Cyclone unlikely to hit Singapore, experts say

Cyclone unlikely to hit Singapore, experts say
Indian fishermen carry a motor they salvaged from a damaged boat at the Gopalpur Port on October 14, 2013. - Hundreds of thousands of people who fled India's strongest cyclone in 14 years returned home to scenes of devastation, as survivors stranded at sea during the storms were finally rescued.

THE likes of Cyclone Phailin or Typhoon Wipha are unlikely to ever hit Singapore, experts claim.

However, they say more work needs to be done to find out just how climate change will affect the frequency, intensity and length of tropical cyclones globally.

June to November is generally tropical cyclone season in the north-west Pacific region, said Associate Professor Koh Tieh Yong, a weather researcher at Nanyang Technological University's Earth Observatory of Singapore.

"Sometimes, they can occur in a series, like Phailin, Nari and Wipha," he said.

Tropical cyclones form over large areas of warm ocean, usually more than five degrees north or south of the equator, as air there is pushed about more by the Earth's rotation.

Singapore is therefore too near the Equator for it to stand a high likelihood of being hit.

If they form in the north-west Pacific, they are called typhoons, in the North Atlantic and Central and East Pacific, they are hurricanes.
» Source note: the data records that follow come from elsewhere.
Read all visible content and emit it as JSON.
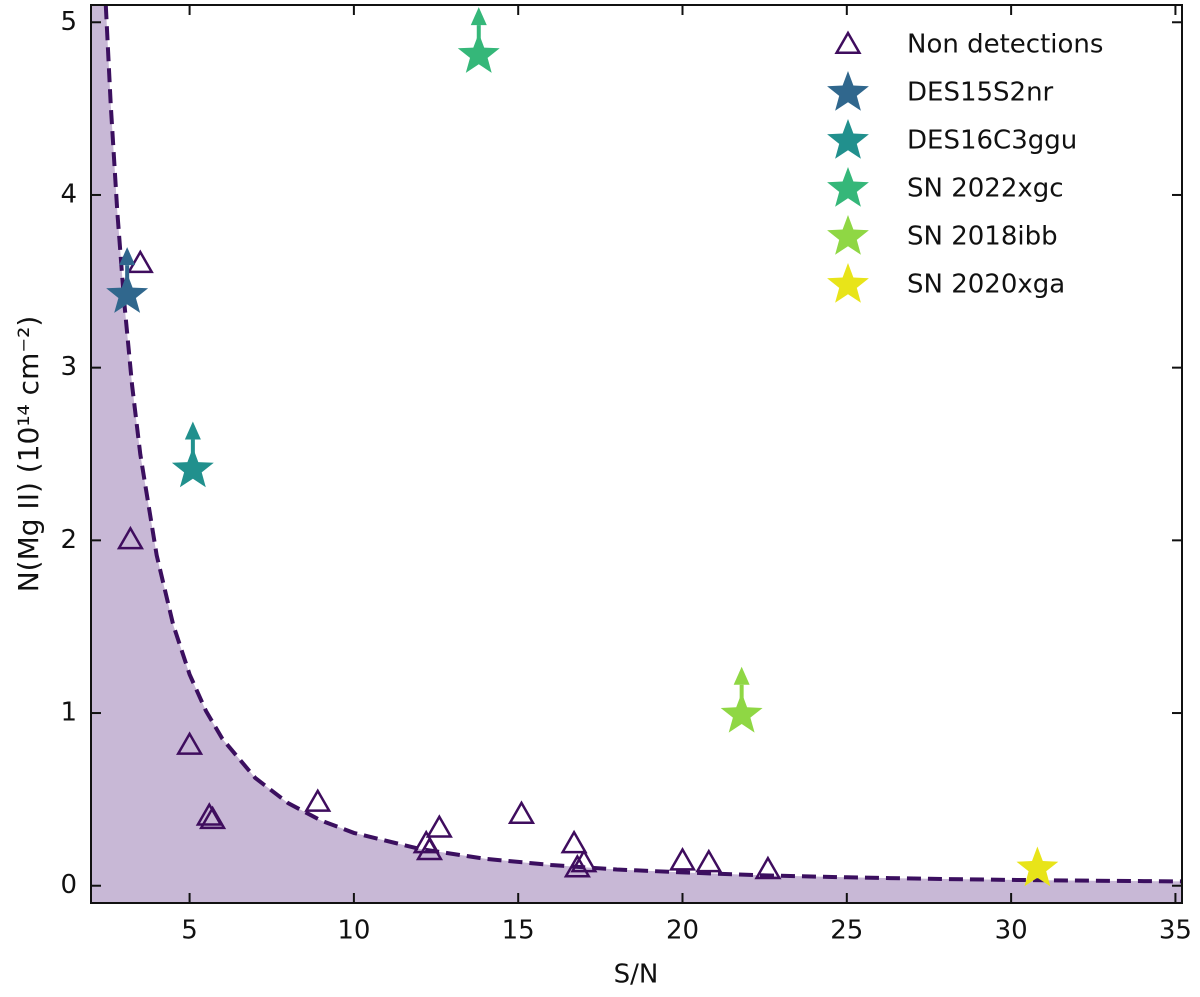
{
  "chart_data": {
    "type": "scatter",
    "xlabel": "S/N",
    "ylabel": "N(Mg II) (10¹⁴ cm⁻²)",
    "xlim": [
      2,
      35.2
    ],
    "ylim": [
      -0.1,
      5.1
    ],
    "xticks": [
      5,
      10,
      15,
      20,
      25,
      30,
      35
    ],
    "yticks": [
      0,
      1,
      2,
      3,
      4,
      5
    ],
    "legend": "upper right",
    "curve": {
      "color": "#3b0f5f",
      "fill": "#c8b8d6",
      "x": [
        2.45,
        2.6,
        2.8,
        3,
        3.25,
        3.5,
        4,
        4.5,
        5,
        5.5,
        6,
        7,
        8,
        9,
        10,
        12,
        14,
        16,
        18,
        20,
        22.5,
        25,
        27.5,
        30,
        32.5,
        35.2
      ],
      "y": [
        5.098,
        4.527,
        3.903,
        3.4,
        2.897,
        2.498,
        1.913,
        1.511,
        1.224,
        1.012,
        0.85,
        0.624,
        0.478,
        0.378,
        0.306,
        0.213,
        0.156,
        0.12,
        0.094,
        0.077,
        0.06,
        0.049,
        0.04,
        0.034,
        0.029,
        0.025
      ]
    },
    "series": [
      {
        "name": "Non detections",
        "marker": "triangle",
        "color": "#3f0d5e",
        "x": [
          3.5,
          3.2,
          5.0,
          5.6,
          5.7,
          8.9,
          12.2,
          12.3,
          12.6,
          15.1,
          16.7,
          16.8,
          17.0,
          20.0,
          20.8,
          22.6
        ],
        "values": [
          3.6,
          2.0,
          0.81,
          0.4,
          0.38,
          0.48,
          0.24,
          0.2,
          0.33,
          0.41,
          0.24,
          0.1,
          0.13,
          0.14,
          0.13,
          0.09
        ]
      },
      {
        "name": "DES15S2nr",
        "marker": "star",
        "color": "#30678d",
        "lower_limit": true,
        "x": [
          3.1
        ],
        "values": [
          3.42
        ]
      },
      {
        "name": "DES16C3ggu",
        "marker": "star",
        "color": "#21908d",
        "lower_limit": true,
        "x": [
          5.1
        ],
        "values": [
          2.41
        ]
      },
      {
        "name": "SN 2022xgc",
        "marker": "star",
        "color": "#35b779",
        "lower_limit": true,
        "x": [
          13.8
        ],
        "values": [
          4.81
        ]
      },
      {
        "name": "SN 2018ibb",
        "marker": "star",
        "color": "#8fd744",
        "lower_limit": true,
        "x": [
          21.8
        ],
        "values": [
          0.99
        ]
      },
      {
        "name": "SN 2020xga",
        "marker": "star",
        "color": "#e8e419",
        "lower_limit": false,
        "x": [
          30.8
        ],
        "values": [
          0.1
        ]
      }
    ]
  }
}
Anywhere else they are referred to as cyclones.

By World Meteorological Organisation classification, a tropical storm becomes a cyclone when the maximum wind speed at its centre goes above 119kmh.
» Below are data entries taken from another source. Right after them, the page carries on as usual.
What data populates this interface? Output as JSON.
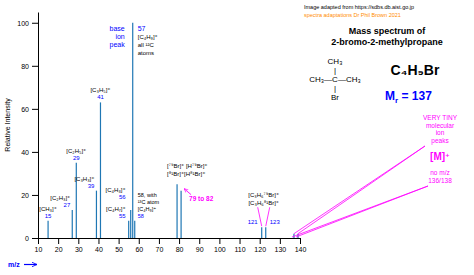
{
  "chart_data": {
    "type": "stem",
    "title": "Mass spectrum of",
    "subtitle": "2-bromo-2-methylpropane",
    "xlabel": "m/z",
    "ylabel": "Relative Intensity",
    "x": [
      15,
      27,
      29,
      39,
      41,
      55,
      56,
      57,
      58,
      79,
      81,
      121,
      123,
      137,
      139
    ],
    "values": [
      8,
      13,
      35,
      22,
      63,
      8,
      13,
      100,
      8,
      25,
      22,
      5,
      5,
      2,
      2
    ],
    "xlim": [
      10,
      140
    ],
    "ylim": [
      0,
      105
    ],
    "xticks": [
      10,
      20,
      30,
      40,
      50,
      60,
      70,
      80,
      90,
      100,
      110,
      120,
      130,
      140
    ],
    "yticks": [
      0,
      20,
      40,
      60,
      80,
      100
    ],
    "grid": false,
    "annotations": [
      "[CH₃]⁺",
      "15",
      "[C₂H₃]⁺",
      "27",
      "[C₂H₅]⁺",
      "29",
      "[C₃H₃]⁺",
      "39",
      "[C₃H₅]⁺",
      "41",
      "[C₄H₇]⁺",
      "55",
      "[C₄H₈]⁺",
      "56",
      "base",
      "ion",
      "peak",
      "57",
      "[C₄H₉]⁺",
      "all ¹²C",
      "atoms",
      "58, with",
      "¹³C atom",
      "[C₄H₉]⁺",
      "58",
      "[⁷⁹Br]⁺ [H⁷⁹Br]⁺",
      "[⁸¹Br]⁺[H⁸¹Br]⁺",
      "79 to 82",
      "[C₃H₆⁷⁹Br]⁺",
      "121",
      "[C₃H₆⁸¹Br]⁺",
      "123",
      "Image adapted from https://sdbs.db.aist.go.jp",
      "spectra adaptations Dr Phil Brown 2021",
      "CH₃",
      "|",
      "CH₃—C—CH₃",
      "|",
      "Br",
      "C₄H₉Br",
      "M",
      "r",
      " = 137",
      "VERY TINY\nmolecular\nion\npeaks",
      "[M]",
      "⁺",
      "no m/z\n136/138"
    ]
  }
}
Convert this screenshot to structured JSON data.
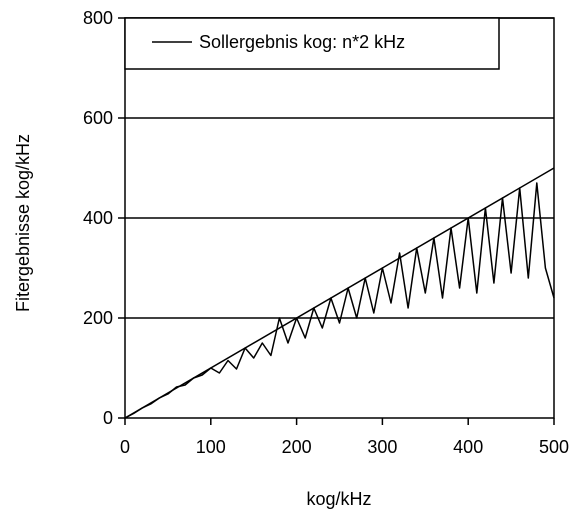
{
  "chart_data": {
    "type": "line",
    "xlabel": "kog/kHz",
    "ylabel": "Fitergebnisse kog/kHz",
    "xlim": [
      0,
      500
    ],
    "ylim": [
      0,
      800
    ],
    "x_ticks": [
      "0",
      "100",
      "200",
      "300",
      "400",
      "500"
    ],
    "y_ticks": [
      "0",
      "200",
      "400",
      "600",
      "800"
    ],
    "grid": "horizontal",
    "legend_position": "top",
    "line_color": "#000000",
    "series": [
      {
        "name": "Sollergebnis kog: n*2 kHz",
        "style": "solid",
        "x": [
          0,
          500
        ],
        "y": [
          0,
          500
        ]
      },
      {
        "name": "",
        "style": "noisy-fit",
        "x": [
          0,
          10,
          20,
          30,
          40,
          50,
          60,
          70,
          80,
          90,
          100,
          110,
          120,
          130,
          140,
          150,
          160,
          170,
          180,
          190,
          200,
          210,
          220,
          230,
          240,
          250,
          260,
          270,
          280,
          290,
          300,
          310,
          320,
          330,
          340,
          350,
          360,
          370,
          380,
          390,
          400,
          410,
          420,
          430,
          440,
          450,
          460,
          470,
          480,
          490,
          500
        ],
        "y": [
          0,
          9,
          20,
          28,
          40,
          48,
          62,
          66,
          80,
          86,
          100,
          90,
          115,
          98,
          140,
          120,
          150,
          125,
          200,
          150,
          200,
          160,
          220,
          180,
          240,
          190,
          260,
          200,
          280,
          210,
          300,
          230,
          330,
          220,
          340,
          250,
          360,
          240,
          380,
          260,
          400,
          250,
          420,
          270,
          440,
          290,
          460,
          280,
          470,
          300,
          240
        ]
      }
    ]
  }
}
A tropical cyclone has hit Singapore only once. In December 2001, monsoon winds took strongly rotating air from the northern South China Sea southward to the Equator, producing Typhoon Vamei. "Some scientists estimate this kind of rare event does not occur more than once every few hundred years," Prof Koh said.

The National Environment Agency's Meteorological Service Singapore said climate change could lead to an increase in both wind intensity and rainfall rate for tropical cyclones further north in South-east Asia.
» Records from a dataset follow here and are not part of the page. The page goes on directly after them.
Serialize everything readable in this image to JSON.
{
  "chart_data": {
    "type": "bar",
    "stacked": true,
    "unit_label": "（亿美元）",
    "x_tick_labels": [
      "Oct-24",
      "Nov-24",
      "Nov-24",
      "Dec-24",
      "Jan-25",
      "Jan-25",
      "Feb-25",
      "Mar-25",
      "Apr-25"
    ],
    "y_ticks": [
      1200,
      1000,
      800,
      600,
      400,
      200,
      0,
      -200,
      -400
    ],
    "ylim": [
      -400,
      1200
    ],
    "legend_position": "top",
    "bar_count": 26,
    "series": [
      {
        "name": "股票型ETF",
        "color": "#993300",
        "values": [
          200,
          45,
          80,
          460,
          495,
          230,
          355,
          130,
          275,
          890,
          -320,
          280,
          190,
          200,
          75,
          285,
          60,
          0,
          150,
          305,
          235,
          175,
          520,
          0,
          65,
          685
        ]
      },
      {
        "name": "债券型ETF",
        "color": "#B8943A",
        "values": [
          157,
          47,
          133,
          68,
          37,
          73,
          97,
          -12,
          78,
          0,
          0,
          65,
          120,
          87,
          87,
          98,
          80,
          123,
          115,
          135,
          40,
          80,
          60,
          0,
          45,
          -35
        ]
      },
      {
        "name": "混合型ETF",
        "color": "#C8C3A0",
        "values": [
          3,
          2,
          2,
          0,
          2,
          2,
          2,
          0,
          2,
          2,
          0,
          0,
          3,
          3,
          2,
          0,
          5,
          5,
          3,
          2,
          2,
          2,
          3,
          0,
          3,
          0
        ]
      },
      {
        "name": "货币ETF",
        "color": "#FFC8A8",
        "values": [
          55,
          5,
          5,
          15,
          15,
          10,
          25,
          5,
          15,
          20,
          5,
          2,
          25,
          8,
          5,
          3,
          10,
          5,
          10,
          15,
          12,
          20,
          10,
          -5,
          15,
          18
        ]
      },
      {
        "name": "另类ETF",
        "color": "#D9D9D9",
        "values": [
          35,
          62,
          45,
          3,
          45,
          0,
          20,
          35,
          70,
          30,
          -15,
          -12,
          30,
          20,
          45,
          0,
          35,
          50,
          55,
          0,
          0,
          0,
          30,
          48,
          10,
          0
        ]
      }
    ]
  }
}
Prof Koh said, however, it was "highly unlikely" that tropical cyclones would affect Singapore in the near future.

He added that other weather patterns could be influenced by climate change and these need to be investigated. Though the sea's surface could get warmer, the formation of cyclones also depends on humidity and the difference in wind speeds between the upper and lower atmosphere, he said.

Recently, Singapore has been hit by strong storms. Last Tuesday, a Sumatra squall resulted in flash floods, and a heavy downpour on Sunday saw 77mm of rain causing flooding at Paya Lebar.

With more rain expected in the second half of this month, the total rainfall for October will be above the long-term average, the meteorological service said.